Reproducibility Variable Result LLM Response
Research Type Experimental In this section, we conduct extensive experiments on several public benchmarks under three active learning scenarios: (i) AL setting where all available data points are from unlabeled target domain; (ii) ASFDA setting where we can only access a pre-trained model from the source domain; (iii) ADA setting where all data points from source domain can be utilized and a portion of unlabeled target data is selected to be annotated. We first introduce the dataset used in this work and experimental setup and then present experimental results of baseline methods and extensive analyses of Annotator.
Researcher Affiliation Collaboration Binhui Xie Beijing Institute of Technology binhuixie@bit.edu.cn Shuang Li Beijing Institute of Technology shuangli@bit.edu.cn Qingju Guo Beijing Institute of Technology qingjuguo@bit.edu.cn Chi Harold Liu Beijing Institute of Technology chiliu@bit.edu.cn Xinjing Cheng Tsinghua University & Inceptio Technology cnorbot@gmail.com
Pseudocode No The paper describes methods in text but does not contain structured pseudocode or algorithm blocks clearly labeled as such.
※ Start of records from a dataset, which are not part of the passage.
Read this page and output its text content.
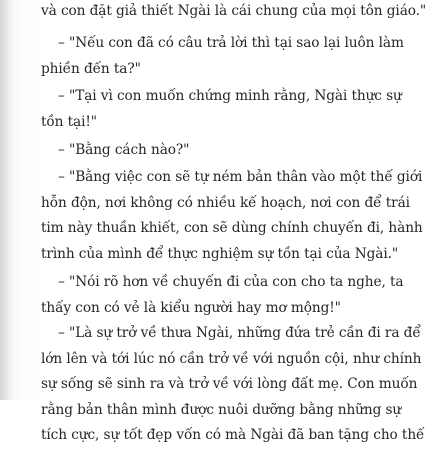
và con đặt giả thiết Ngài là cái chung của mọi tôn giáo."

– "Nếu con đã có câu trả lời thì tại sao lại luôn làm
phiền đến ta?"

– "Tại vì con muốn chứng minh rằng, Ngài thực sự
tồn tại!"

– "Bằng cách nào?"

– "Bằng việc con sẽ tự ném bản thân vào một thế giới
hỗn độn, nơi không có nhiều kế hoạch, nơi con để trái
tim này thuần khiết, con sẽ dùng chính chuyến đi, hành
trình của mình để thực nghiệm sự tồn tại của Ngài."

– "Nói rõ hơn về chuyến đi của con cho ta nghe, ta
thấy con có vẻ là kiểu người hay mơ mộng!"

– "Là sự trở về thưa Ngài, những đứa trẻ cần đi ra để
lớn lên và tới lúc nó cần trở về với nguồn cội, như chính
sự sống sẽ sinh ra và trở về với lòng đất mẹ. Con muốn
rằng bản thân mình được nuôi dưỡng bằng những sự
tích cực, sự tốt đẹp vốn có mà Ngài đã ban tặng cho thế
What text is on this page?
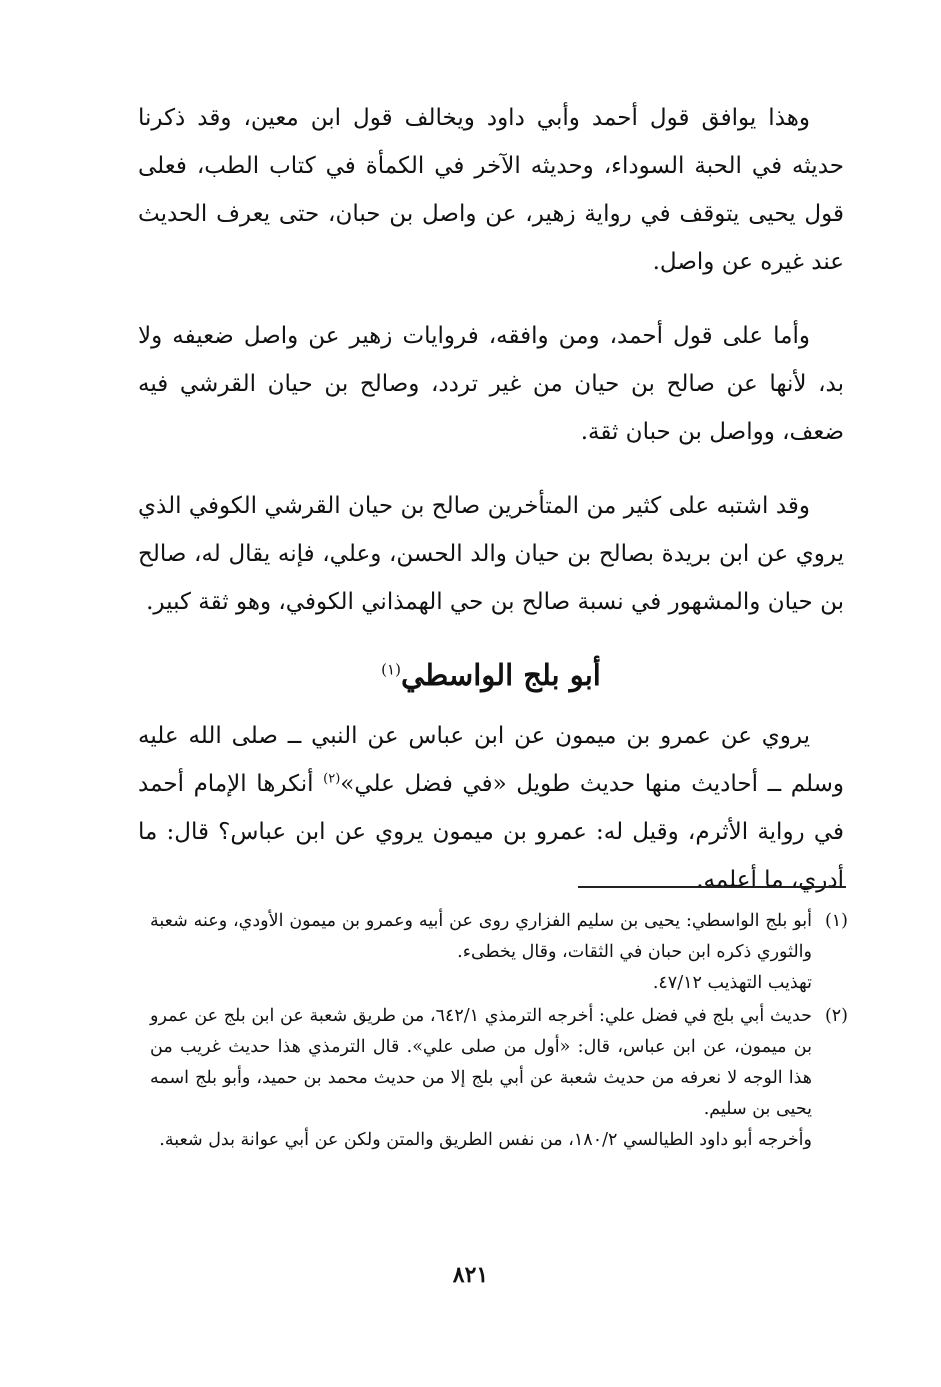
وهذا يوافق قول أحمد وأبي داود ويخالف قول ابن معين، وقد ذكرنا حديثه في الحبة السوداء، وحديثه الآخر في الكمأة في كتاب الطب، فعلى قول يحيى يتوقف في رواية زهير، عن واصل بن حبان، حتى يعرف الحديث عند غيره عن واصل.

وأما على قول أحمد، ومن وافقه، فروايات زهير عن واصل ضعيفه ولا بد، لأنها عن صالح بن حيان من غير تردد، وصالح بن حيان القرشي فيه ضعف، وواصل بن حبان ثقة.

وقد اشتبه على كثير من المتأخرين صالح بن حيان القرشي الكوفي الذي يروي عن ابن بريدة بصالح بن حيان والد الحسن، وعلي، فإنه يقال له، صالح بن حيان والمشهور في نسبة صالح بن حي الهمذاني الكوفي، وهو ثقة كبير.

أبو بلج الواسطي$^{(١)}$

يروي عن عمرو بن ميمون عن ابن عباس عن النبي ــ صلى الله عليه وسلم ــ أحاديث منها حديث طويل «في فضل علي»$^{(٢)}$ أنكرها الإمام أحمد في رواية الأثرم، وقيل له: عمرو بن ميمون يروي عن ابن عباس؟ قال: ما أدري، ما أعلمه.

(١)

أبو بلج الواسطي: يحيى بن سليم الفزاري روى عن أبيه وعمرو بن ميمون الأودي، وعنه شعبة والثوري ذكره ابن حبان في الثقات، وقال يخطىء.

تهذيب التهذيب ٤٧/١٢.

(٢)

حديث أبي بلج في فضل علي: أخرجه الترمذي ٦٤٢/١، من طريق شعبة عن ابن بلج عن عمرو بن ميمون، عن ابن عباس، قال: «أول من صلى علي». قال الترمذي هذا حديث غريب من هذا الوجه لا نعرفه من حديث شعبة عن أبي بلج إلا من حديث محمد بن حميد، وأبو بلج اسمه يحيى بن سليم.

وأخرجه أبو داود الطيالسي ١٨٠/٢، من نفس الطريق والمتن ولكن عن أبي عوانة بدل شعبة.

٨٢١
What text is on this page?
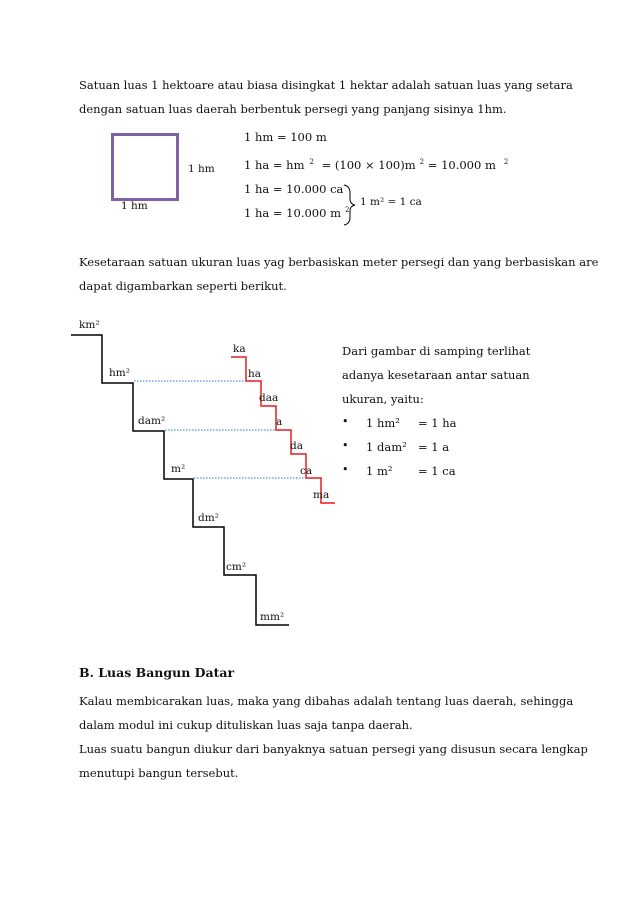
Satuan luas 1 hektoare atau biasa disingkat 1 hektar adalah satuan luas yang setara
dengan satuan luas daerah berbentuk persegi yang panjang sisinya 1hm.
1 hm
1 hm
1 hm = 100 m
1 ha = hm $^2$ = (100 × 100)m $^2$ = 10.000 m $^2$
1 ha = 10.000 ca
1 ha = 10.000 m $^2$
1 m² = 1 ca
Kesetaraan satuan ukuran luas yag berbasiskan meter persegi dan yang berbasiskan are
dapat digambarkan seperti berikut.
km²
hm²
dam²
m²
dm²
cm²
mm²
ka
ha
daa
a
da
ca
ma
Dari gambar di samping terlihat
adanya kesetaraan antar satuan
ukuran, yaitu:
• 1 hm² = 1 ha
• 1 dam² = 1 a
• 1 m² = 1 ca
B. Luas Bangun Datar
Kalau membicarakan luas, maka yang dibahas adalah tentang luas daerah, sehingga
dalam modul ini cukup dituliskan luas saja tanpa daerah.
Luas suatu bangun diukur dari banyaknya satuan persegi yang disusun secara lengkap
menutupi bangun tersebut.
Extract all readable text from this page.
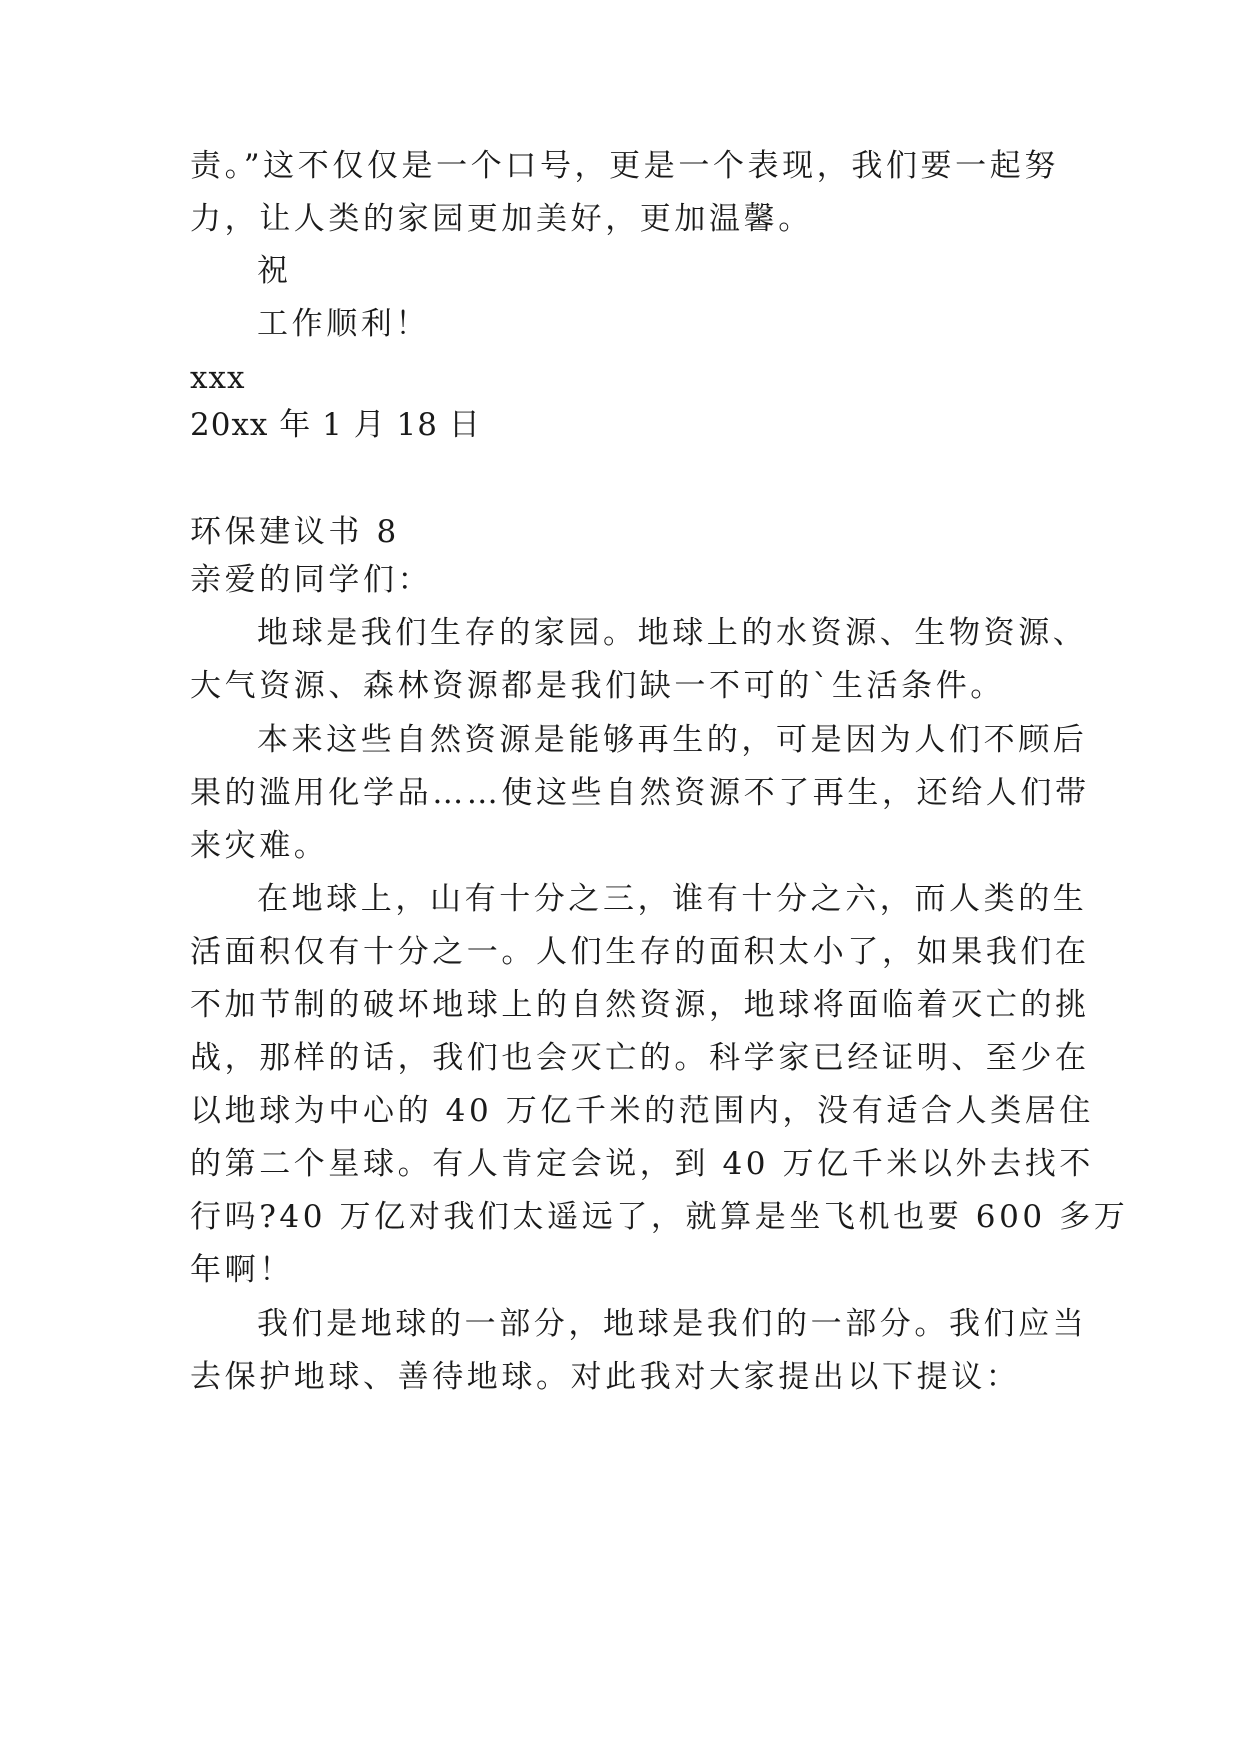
责。”这不仅仅是一个口号，更是一个表现，我们要一起努
力，让人类的家园更加美好，更加温馨。
祝
工作顺利！
xxx
20xx 年 1 月 18 日
环保建议书 8
亲爱的同学们：
地球是我们生存的家园。地球上的水资源、生物资源、
大气资源、森林资源都是我们缺一不可的`生活条件。
本来这些自然资源是能够再生的，可是因为人们不顾后
果的滥用化学品……使这些自然资源不了再生，还给人们带
来灾难。
在地球上，山有十分之三，谁有十分之六，而人类的生
活面积仅有十分之一。人们生存的面积太小了，如果我们在
不加节制的破坏地球上的自然资源，地球将面临着灭亡的挑
战，那样的话，我们也会灭亡的。科学家已经证明、至少在
以地球为中心的 40 万亿千米的范围内，没有适合人类居住
的第二个星球。有人肯定会说，到 40 万亿千米以外去找不
行吗?40 万亿对我们太遥远了，就算是坐飞机也要 600 多万
年啊！
我们是地球的一部分，地球是我们的一部分。我们应当
去保护地球、善待地球。对此我对大家提出以下提议：
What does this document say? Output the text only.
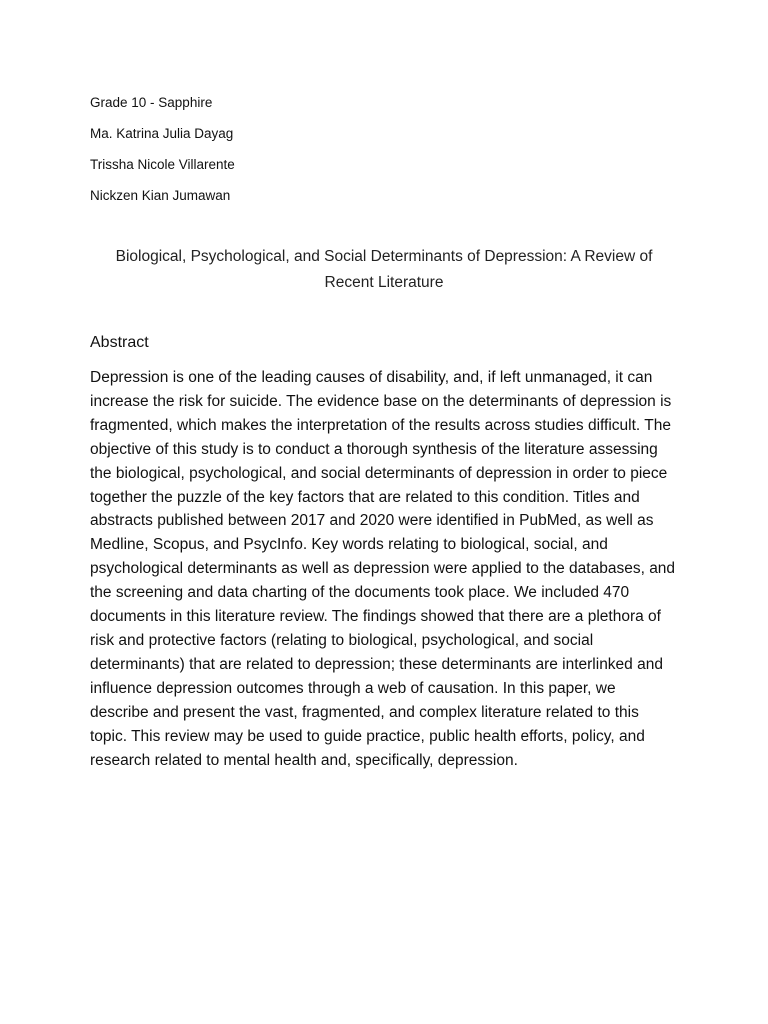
Grade 10 - Sapphire
Ma. Katrina Julia Dayag
Trissha Nicole Villarente
Nickzen Kian Jumawan
Biological, Psychological, and Social Determinants of Depression: A Review of Recent Literature
Abstract

Depression is one of the leading causes of disability, and, if left unmanaged, it can increase the risk for suicide. The evidence base on the determinants of depression is fragmented, which makes the interpretation of the results across studies difficult. The objective of this study is to conduct a thorough synthesis of the literature assessing the biological, psychological, and social determinants of depression in order to piece together the puzzle of the key factors that are related to this condition. Titles and abstracts published between 2017 and 2020 were identified in PubMed, as well as Medline, Scopus, and PsycInfo. Key words relating to biological, social, and psychological determinants as well as depression were applied to the databases, and the screening and data charting of the documents took place. We included 470 documents in this literature review. The findings showed that there are a plethora of risk and protective factors (relating to biological, psychological, and social determinants) that are related to depression; these determinants are interlinked and influence depression outcomes through a web of causation. In this paper, we describe and present the vast, fragmented, and complex literature related to this topic. This review may be used to guide practice, public health efforts, policy, and research related to mental health and, specifically, depression.
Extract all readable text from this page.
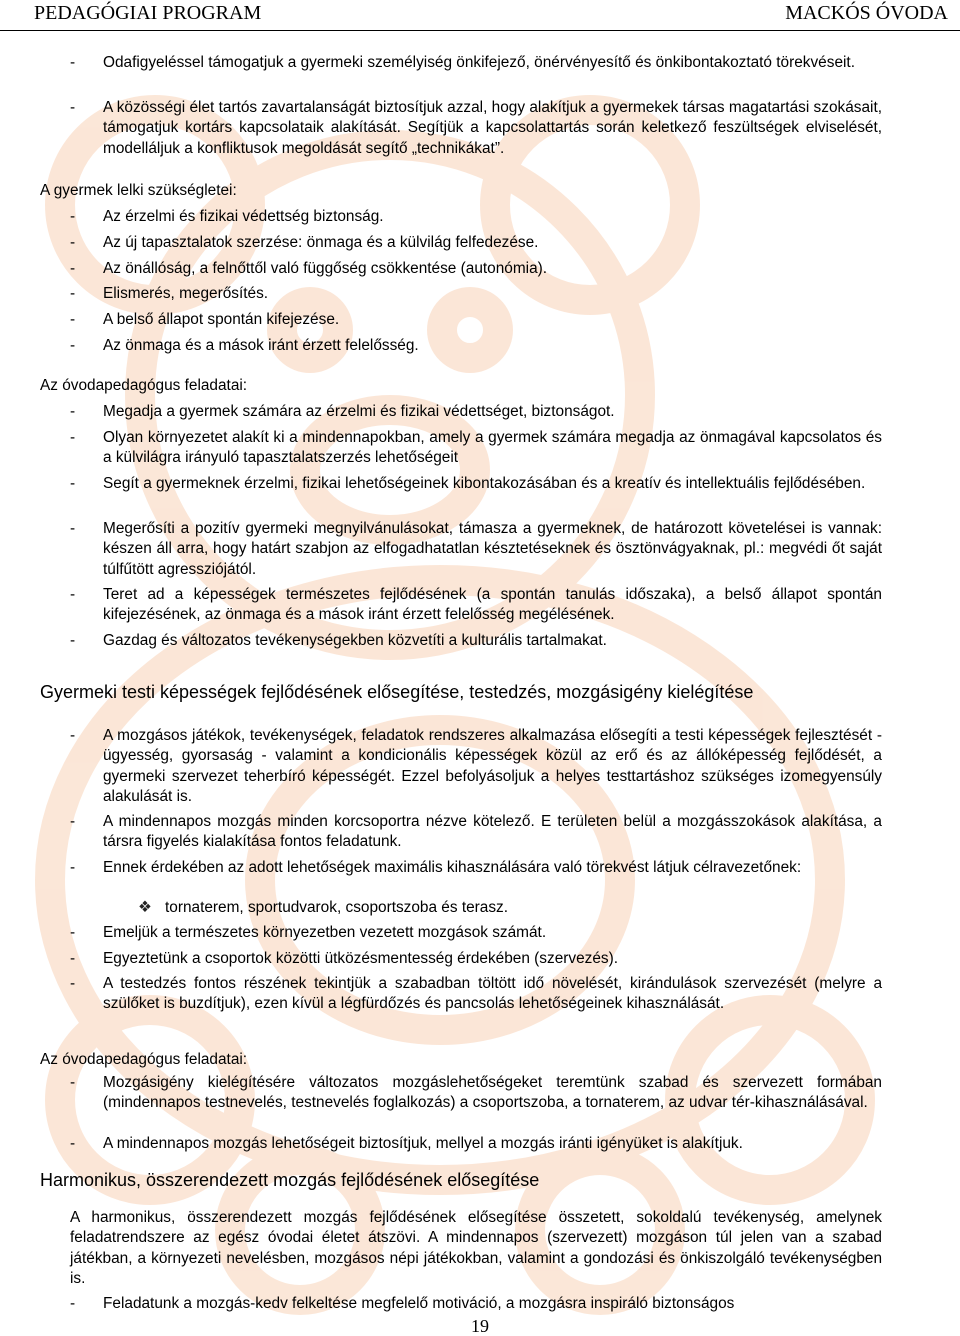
PEDAGÓGIAI PROGRAM	MACKÓS ÓVODA
- Odafigyeléssel támogatjuk a gyermeki személyiség önkifejező, önérvényesítő és önkibontakoztató törekvéseit.
- A közösségi élet tartós zavartalanságát biztosítjuk azzal, hogy alakítjuk a gyermekek társas magatartási szokásait, támogatjuk kortárs kapcsolataik alakítását. Segítjük a kapcsolattartás során keletkező feszültségek elviselését, modelláljuk a konfliktusok megoldását segítő „technikákat”.
A gyermek lelki szükségletei:
- Az érzelmi és fizikai védettség biztonság.
- Az új tapasztalatok szerzése: önmaga és a külvilág felfedezése.
- Az önállóság, a felnőttől való függőség csökkentése (autonómia).
- Elismerés, megerősítés.
- A belső állapot spontán kifejezése.
- Az önmaga és a mások iránt érzett felelősség.
Az óvodapedagógus feladatai:
- Megadja a gyermek számára az érzelmi és fizikai védettséget, biztonságot.
- Olyan környezetet alakít ki a mindennapokban, amely a gyermek számára megadja az önmagával kapcsolatos és a külvilágra irányuló tapasztalatszerzés lehetőségeit
- Segít a gyermeknek érzelmi, fizikai lehetőségeinek kibontakozásában és a kreatív és intellektuális fejlődésében.
- Megerősíti a pozitív gyermeki megnyilvánulásokat, támasza a gyermeknek, de határozott követelései is vannak: készen áll arra, hogy határt szabjon az elfogadhatatlan késztetéseknek és ösztönvágyaknak, pl.: megvédi őt saját túlfűtött agressziójától.
- Teret ad a képességek természetes fejlődésének (a spontán tanulás időszaka), a belső állapot spontán kifejezésének, az önmaga és a mások iránt érzett felelősség megélésének.
- Gazdag és változatos tevékenységekben közvetíti a kulturális tartalmakat.
Gyermeki testi képességek fejlődésének elősegítése, testedzés, mozgásigény kielégítése
- A mozgásos játékok, tevékenységek, feladatok rendszeres alkalmazása elősegíti a testi képességek fejlesztését - ügyesség, gyorsaság - valamint a kondicionális képességek közül az erő és az állóképesség fejlődését, a gyermeki szervezet teherbíró képességét. Ezzel befolyásoljuk a helyes testtartáshoz szükséges izomegyensúly alakulását is.
- A mindennapos mozgás minden korcsoportra nézve kötelező. E területen belül a mozgásszokások alakítása, a társra figyelés kialakítása fontos feladatunk.
- Ennek érdekében az adott lehetőségek maximális kihasználására való törekvést látjuk célravezetőnek:
❖ tornaterem, sportudvarok, csoportszoba és terasz.
- Emeljük a természetes környezetben vezetett mozgások számát.
- Egyeztetünk a csoportok közötti ütközésmentesség érdekében (szervezés).
- A testedzés fontos részének tekintjük a szabadban töltött idő növelését, kirándulások szervezését (melyre a szülőket is buzdítjuk), ezen kívül a légfürdőzés és pancsolás lehetőségeinek kihasználását.
Az óvodapedagógus feladatai:
- Mozgásigény kielégítésére változatos mozgáslehetőségeket teremtünk szabad és szervezett formában (mindennapos testnevelés, testnevelés foglalkozás) a csoportszoba, a tornaterem, az udvar tér-kihasználásával.
- A mindennapos mozgás lehetőségeit biztosítjuk, mellyel a mozgás iránti igényüket is alakítjuk.
Harmonikus, összerendezett mozgás fejlődésének elősegítése
A harmonikus, összerendezett mozgás fejlődésének elősegítése összetett, sokoldalú tevékenység, amelynek feladatrendszere az egész óvodai életet átszövi. A mindennapos (szervezett) mozgáson túl jelen van a szabad játékban, a környezeti nevelésben, mozgásos népi játékokban, valamint a gondozási és önkiszolgáló tevékenységben is.
- Feladatunk a mozgás-kedv felkeltése megfelelő motiváció, a mozgásra inspiráló biztonságos
19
Open Source Code No Project page: https://binhuixie.github.io/annotator-web/ (As of the current date, the project page states 'Code coming soon...')
Open Datasets Yes We build all benchmarks upon Syn Li DAR [84], Semantic KITTI [3], Semantic POSS [42], and nu Scenes [4], constructing two simulation-to-real and two real-to-real adaptation scenarios.
Dataset Splits Yes Semantic KITTI (KITTI) [3] is a popular Li DAR segmentation dataset, including 2,9130 training scans and 6,019 validation scans with 19 categories. Semantic POSS (POSS) [42] consists of 2,988 real-world scans with point-level annotations over 14 semantic classes. As suggested in [42], we use the sequence 03 for validation and the remaining sequences for training.
Hardware Specification Yes all experiments share the same backbones and are within the same codebase, which are implemented using Py Torch [43] on a single NVIDIA Tesla A100 GPU.
Software Dependencies No The paper mentions 'implemented using Py Torch [43]' but does not specify a version number for PyTorch or any other software libraries or dependencies. Therefore, a reproducible description with specific version numbers is not provided.
Experiment Setup Yes We use the SGD optimizer and adopt a cosine learning rate decay schedule with initial learning rate of 0.01. And the batch size for both source and target data is 16. For additional details, please consult Appendix A.2.